= Kamal Khan Zadran =

General Kamal Khan Zadran (born 1974) is a member of a prominent family active in Eastern Afghanistan.
In 2001 his brother Pacha Khan Zadran was a signatory of the Bonn Conference agreement that chose Hamid Karzai as the President of the Afghan Transitional Authority.
In 2002 his brother Amanullah Zadran, defected from the Taliban and was appointed the Minister of Border Affairs and Tribal Affairs, and
Pacha Khan was appointed Governor of Paktia Province.

Kamal Khan Zadran was appointed Governor of Khowst Province for the first seven months of 2002.

Kamal Khan Zadran lead Afghan forces in an international attempt to root out elements of the Taliban and al Qaeda believed to be entrenched in Khost in March 2002.

"There are 7,000 al-Qa'eda and their Afghan allies in the mountains around here. They all came here after the fall of Tora Bora and Operation Anaconda. Now they are fighting a guerrilla war and it is very difficult to defeat them."

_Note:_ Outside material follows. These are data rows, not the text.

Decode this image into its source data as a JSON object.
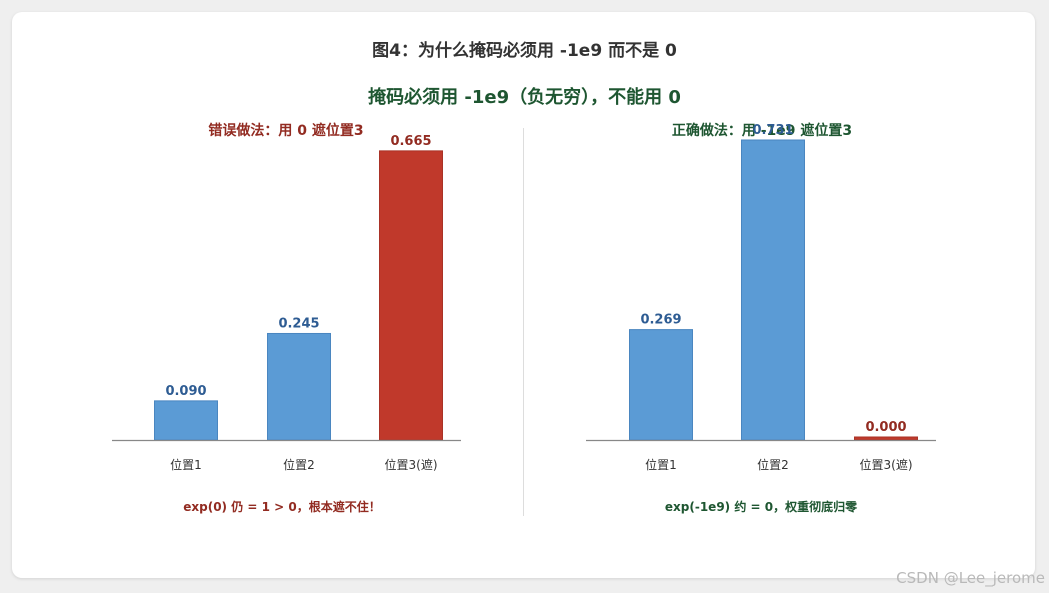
{
  "figure_title": "图4：为什么掩码必须用 -1e9 而不是 0",
  "main_title": "掩码必须用 -1e9（负无穷），不能用 0",
  "watermark": "CSDN @Lee_jerome",
  "colors": {
    "normal_bar": "#5b9bd5",
    "masked_bar": "#c0392b",
    "wrong_text": "#922b21",
    "right_text": "#1e5631",
    "value_normal": "#2e5c93",
    "value_masked": "#922b21"
  },
  "chart_data": [
    {
      "type": "bar",
      "title": "错误做法：用 0 遮位置3",
      "categories": [
        "位置1",
        "位置2",
        "位置3(遮)"
      ],
      "values": [
        0.09,
        0.245,
        0.665
      ],
      "value_labels": [
        "0.090",
        "0.245",
        "0.665"
      ],
      "masked_index": 2,
      "ylim": [
        0,
        0.69
      ],
      "note": "exp(0) 仍 = 1 > 0，根本遮不住！"
    },
    {
      "type": "bar",
      "title": "正确做法：用 -1e9 遮位置3",
      "categories": [
        "位置1",
        "位置2",
        "位置3(遮)"
      ],
      "values": [
        0.269,
        0.731,
        0.0
      ],
      "value_labels": [
        "0.269",
        "0.731",
        "0.000"
      ],
      "masked_index": 2,
      "ylim": [
        0,
        0.731
      ],
      "note": "exp(-1e9) 约 = 0，权重彻底归零"
    }
  ]
}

The Telegraph reported that the Americans paid $200 per soldier per month to Kamal Khan Zadran and three rivals, and that this had led to a local civil war.
The Telegraph named Zakim Khan as one of his rivals, and said he and the other two rivals were former Taliban commanders. Kamal Khan Zadran's brother Amanullah Zadran was also a recent defector from the Taliban.